Our ‘Profile: A Day in the Life of’ feature takes a look at some of the global professionals working across performance marketing. It aims to shed light on the varying roles and companies across the flourishing industry.

Name: 

Uyen Tieu

Job title and company: 

Founder and CRO, Rumble

In one sentence, how would you describe what the company does?

Founded in 2011, Rumble is the mobile-first platform for publishers, that allows publishers to adapt and make real-time changes on a central agnostic platform.

What are the company’s unique selling points?

Rumble delivers the only end-to-end publisher solution that allows publishers to launch, manage and monetise their entire mobile channel on one platform. With Rumble, publishers are on all devices for both native apps and mobile web, pre-integrated with the tech ecosystem and have the ability to adapt and make real-time changes. 

Within the last year, what stands out as the company’s major milestones?

We just issued a major 2.0 release of our mobile publishing platform at Business Insider’s IGNITION. With this release, Rumble becomes the first dynamic mobile publishing platform that allows publishers full control in making changes to design, layout and monetisation to their entire mobile presence in real-time without a need to re-create any line of code, and it works seamlessly with publishers’ existing infrastructure and is extremely easy to implement.

The response has been great. At our launch party we had media executives, marketers and creative leaders take a sneak peek at it – and they have been our biggest supporters in market.

Duration in current role: 

Three years.

Where are you based? 

I am based in New York City.

Previous performance marketing-related Co’s you have worked at:

Prior to Rumble I was the global head of ad sales strategy at Microsoft and before that I was launching and integrating new media revenue models at MTV Networks as the VP of marketing partnerships and the VP of ad sales strategy and business operations.

What are your main job responsibilities?

My main responsibility is to make sure that our platform arms media companies to really win in this new mobile reality. As a technology company with a publisher mindset – I am the voice of our clients. I really see my job as an extension of my time at Viacom, where I was charged with thinking about how a media company adapts, changes and grows their business — only this time I have incredible co-founders that can move quickly and have the technical chops to actually build the platform to solve for it.

Take us through what you get up to on a typical working Monday:

My Mondays usually start with a breakfast meeting with a client to talk shop and trends that are happening in the mobile space and figure out what is real and what is just noise. Then I am back in the office where my team is up and running. We go over the key things that are happening that week in regards to new features, client launches and any major events that we are going to attend. Then I hop on a management call with R&D and we talk about the platform, what is in the scrum sprint for the week and any larger partnerships that require senior leadership to be involved. By the afternoon, I sit down with my office manager and go over resumes to schedule our Friday round robin interviews . This is where we invite candidates to drop-in anytime in a four hour window and they get to do rotating interviews with each member of the team. 

What top three websites can you be found browsing during your lunch hour?
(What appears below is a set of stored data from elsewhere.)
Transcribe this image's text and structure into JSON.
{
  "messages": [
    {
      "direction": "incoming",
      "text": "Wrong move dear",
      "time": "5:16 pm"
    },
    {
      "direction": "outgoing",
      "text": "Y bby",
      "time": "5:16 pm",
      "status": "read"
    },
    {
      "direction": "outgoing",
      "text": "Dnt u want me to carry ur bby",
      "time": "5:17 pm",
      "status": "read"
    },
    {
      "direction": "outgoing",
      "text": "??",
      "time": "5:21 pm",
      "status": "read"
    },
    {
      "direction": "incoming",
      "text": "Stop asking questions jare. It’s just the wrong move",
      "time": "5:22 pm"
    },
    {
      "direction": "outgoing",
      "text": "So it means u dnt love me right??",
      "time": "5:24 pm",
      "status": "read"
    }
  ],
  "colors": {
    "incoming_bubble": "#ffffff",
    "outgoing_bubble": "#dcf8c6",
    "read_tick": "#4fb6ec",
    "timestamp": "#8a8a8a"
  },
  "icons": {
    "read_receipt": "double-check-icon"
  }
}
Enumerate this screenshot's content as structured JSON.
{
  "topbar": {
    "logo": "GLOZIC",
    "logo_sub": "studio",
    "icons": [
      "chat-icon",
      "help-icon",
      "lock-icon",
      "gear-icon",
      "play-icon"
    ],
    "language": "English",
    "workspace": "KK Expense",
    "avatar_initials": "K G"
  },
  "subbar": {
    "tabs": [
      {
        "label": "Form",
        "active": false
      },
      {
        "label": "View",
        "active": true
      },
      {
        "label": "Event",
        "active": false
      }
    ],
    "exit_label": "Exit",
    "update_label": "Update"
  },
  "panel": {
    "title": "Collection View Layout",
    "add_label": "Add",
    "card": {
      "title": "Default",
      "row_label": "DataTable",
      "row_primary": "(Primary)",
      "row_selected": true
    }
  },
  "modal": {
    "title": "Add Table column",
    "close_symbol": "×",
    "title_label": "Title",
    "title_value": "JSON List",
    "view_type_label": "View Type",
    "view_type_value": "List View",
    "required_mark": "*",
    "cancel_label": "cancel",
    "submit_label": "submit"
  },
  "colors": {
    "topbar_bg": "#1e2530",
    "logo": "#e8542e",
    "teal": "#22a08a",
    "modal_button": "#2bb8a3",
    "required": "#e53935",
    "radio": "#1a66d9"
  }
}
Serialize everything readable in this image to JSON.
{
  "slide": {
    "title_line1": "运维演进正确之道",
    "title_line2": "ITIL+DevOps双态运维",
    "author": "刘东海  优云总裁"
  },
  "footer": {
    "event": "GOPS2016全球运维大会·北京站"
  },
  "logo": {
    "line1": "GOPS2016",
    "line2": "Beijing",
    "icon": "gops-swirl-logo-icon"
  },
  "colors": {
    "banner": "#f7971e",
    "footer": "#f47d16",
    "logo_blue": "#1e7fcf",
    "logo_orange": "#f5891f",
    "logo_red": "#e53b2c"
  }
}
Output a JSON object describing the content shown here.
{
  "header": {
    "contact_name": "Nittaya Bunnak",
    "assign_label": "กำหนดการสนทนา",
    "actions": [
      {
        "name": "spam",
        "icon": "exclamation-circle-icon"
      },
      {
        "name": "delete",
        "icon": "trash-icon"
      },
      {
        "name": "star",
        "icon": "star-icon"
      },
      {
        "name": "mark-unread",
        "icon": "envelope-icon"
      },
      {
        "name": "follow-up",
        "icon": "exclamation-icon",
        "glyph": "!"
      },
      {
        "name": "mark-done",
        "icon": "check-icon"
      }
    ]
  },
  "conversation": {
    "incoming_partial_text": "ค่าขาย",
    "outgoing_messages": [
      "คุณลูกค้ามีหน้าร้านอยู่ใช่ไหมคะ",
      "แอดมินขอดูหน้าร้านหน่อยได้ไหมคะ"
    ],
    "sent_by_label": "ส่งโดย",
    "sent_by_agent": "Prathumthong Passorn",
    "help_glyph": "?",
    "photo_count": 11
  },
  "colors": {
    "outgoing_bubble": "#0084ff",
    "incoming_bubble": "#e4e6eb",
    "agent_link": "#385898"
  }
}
I read the IWantMedia newsletter, best curated list of top news in the media business, and then I usually look at re/code and TechCrunch for more tech specific news. 

What are your top three tips for someone looking to get their hands on a job like yours?

As a co-founder of a start-up, the ‘co’ part is very important, in finding partners that you trust and see yourself building something big for at the very least five to seven years. By starting a start-up, the adrenaline of disrupting and moving fast becomes less and less of the job description as you get market traction, and in actuality most of the work is how I build on the initial success and make it even bigger, and even bigger, and even bigger after that. Start-ups have a reputation for being this fast and furious sprint, but in actuality the big winners are the ones that realize it’s a marathon and build up a team to sustain it. 

Career-wise, where do you see yourself in three years time?

Doing what I am doing, but even bigger!

Tell us one thing people at work don’t know about you?

I used to be a b-girl. Yes I can pop and lock and can still do a mean head-spin.